Turning Injury News Into Betting Edges Before the Lines Move
The Situation
In the NBA player prop market, the money is in the minutes between news and line adjustment. A star player gets ruled OUT on Twitter. Within 5-10 minutes, sportsbooks adjust their lines for teammates. In that window, the projections for backcourt players change, rebound totals shift, and assist numbers move. A bettor who can calculate those shifts before the books adjust has an edge. Everyone else is buying stale numbers.
The challenge for the manual bettor: they see the injury tweet, open a spreadsheet, pull up season averages, eyeball the redistribution, and try to place a bet. By the time they're done, the line has moved. The entire value proposition depends on speed, and human spreadsheet work isn't fast enough.
The Cost of Doing Nothing
Manual scenario analysis takes roughly 2 hours per game day during the NBA season. Across a full 82-game regular season plus playoffs, that's approximately 360 hours of labor. But the real cost isn't the time. It's the decay. A prediction calculated 20 minutes after news breaks is stale. The line has already moved. The edge is gone. Manual analysis doesn't just cost time: it costs every bet that would have hit during the window and didn't because the calculation wasn't fast enough.
What I Built
A scenario planning engine that pre-computes injury scenarios for every NBA game. It fetches game logs from the NBA API, trains a two-stage minutes prediction model (one classifier for "will they play," one regressor for "how many minutes"), and chains that into a multi-output stats predictor for PTS, REB, and AST. When injury news comes in, the engine runs the affected team through the Usage Vacuum model, which redistributes the missing player's usage to teammates based on positional overlap, and outputs new projections on a per-player basis.
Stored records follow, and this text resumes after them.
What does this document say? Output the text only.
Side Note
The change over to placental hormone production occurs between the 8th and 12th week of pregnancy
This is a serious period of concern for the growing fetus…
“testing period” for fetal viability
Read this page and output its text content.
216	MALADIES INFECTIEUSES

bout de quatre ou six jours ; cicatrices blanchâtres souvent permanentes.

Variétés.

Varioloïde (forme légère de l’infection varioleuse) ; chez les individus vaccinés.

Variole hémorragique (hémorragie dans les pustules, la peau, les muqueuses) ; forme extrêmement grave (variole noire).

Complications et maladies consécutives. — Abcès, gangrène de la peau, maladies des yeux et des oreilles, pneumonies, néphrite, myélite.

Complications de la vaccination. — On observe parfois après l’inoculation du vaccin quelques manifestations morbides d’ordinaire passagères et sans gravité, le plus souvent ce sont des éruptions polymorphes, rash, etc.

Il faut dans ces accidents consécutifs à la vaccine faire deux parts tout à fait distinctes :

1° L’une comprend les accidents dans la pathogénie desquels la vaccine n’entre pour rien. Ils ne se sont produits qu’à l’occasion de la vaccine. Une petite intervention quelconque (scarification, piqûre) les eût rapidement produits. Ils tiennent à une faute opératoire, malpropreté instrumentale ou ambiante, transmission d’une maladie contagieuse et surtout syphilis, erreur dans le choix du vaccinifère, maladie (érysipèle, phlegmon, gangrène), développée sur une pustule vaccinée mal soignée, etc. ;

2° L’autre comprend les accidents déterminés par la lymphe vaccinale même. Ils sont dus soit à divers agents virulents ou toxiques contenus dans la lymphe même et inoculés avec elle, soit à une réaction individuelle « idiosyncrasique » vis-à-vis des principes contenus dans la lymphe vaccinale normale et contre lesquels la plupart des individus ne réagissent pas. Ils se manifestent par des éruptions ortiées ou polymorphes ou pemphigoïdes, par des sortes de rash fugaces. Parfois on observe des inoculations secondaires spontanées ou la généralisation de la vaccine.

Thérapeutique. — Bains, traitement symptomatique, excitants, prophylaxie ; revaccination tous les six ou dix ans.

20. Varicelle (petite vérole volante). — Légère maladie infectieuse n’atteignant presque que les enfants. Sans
The hardest part was the data itself. The NBA API doesn't return rows for games a player didn't play. That absence of data is the most important signal for the classifier. I had to build a synthetic data generation step into the ingestion pipeline that creates zero-minute rows for every player on a team's roster who doesn't appear in the game log for that night. Without those synthetic zeros, the classifier predicted that everyone would play.
The news pipeline was its own problem. Injury tweets have no standard format. @ShamsCharania writes differently from @Underdog__NBA. I built a scraper using Apify that pulls the latest tweets from 6 NBA insider accounts, filters by keywords (OUT, DOUBTFUL, QUESTIONABLE), and then sends each tweet through GPT-4o with a forced JSON response format to extract {player, team, status, confidence}. The structured output feeds directly into the scenario engine.
System Flow
Data Model
Architecture Layers
The Decision Log
| Decision | Alternative Rejected | Why |
|---|---|---|
| SQLite with composite keys | PostgreSQL or cloud-hosted DB | Single-user batch system. No concurrent reads. The entire 10-table database stays under 110MB. Moving data between a managed database and local compute adds latency with zero benefit. |
| Two-stage minutes model | Single regression | DNP players don't appear in NBA API game logs. A single regressor trained on active-only data never predicts zero minutes. The classifier gates the regressor and prevents phantom projections for inactive players. |
| Synthetic zero-minute rows | Dropping DNP games entirely | The classifier needs negative examples. Without synthetic zeros for players who were on the roster but didn't play, the model has no concept of inactivity. |
| GPT-4o for tweet parsing | Regex extraction | Injury tweets have no standard format across reporters. Regex patterns would need constant maintenance. Structured JSON output from GPT-4o at temperature 0 handles format variation reliably. |
| Positional usage redistribution (60/40) | Uniform redistribution | When a guard sits, guard teammates absorb more than big men do. The 60/40 positional split approximates observed league-wide redistribution patterns without needing per-team calibration data that doesn't exist in sufficient volume. |
Results
Before the system, scenario analysis required roughly 2 hours per game day, and by the time the calculations were done, the lines had already moved. The window between injury news and line adjustment was consistently missed.
After deployment, the full pipeline (data ingestion, feature engineering, model prediction, scenario generation, bet sheet output) runs in under 3 minutes on a local machine. The bottleneck is the NBA API's 0.6-second rate limit, not computation. The system covers ~600 active players across 30 teams, generates base-case predictions plus targeted injury scenarios for any player flagged as OUT or DOUBTFUL, and surfaces edges above 1.5 standard deviations with a max-one-bet-per-team rule to limit correlated exposure.
The paper trading module runs dual portfolios (filtered top picks vs all qualifying edges) to measure whether the selection step adds or destroys value. At 10x scale (covering international leagues or lower-tier markets), the architecture would need a move from SQLite to PostgreSQL for concurrent access and a proper job queue replacing the CLI orchestrator, but the ML pipeline and scenario logic would transfer unchanged.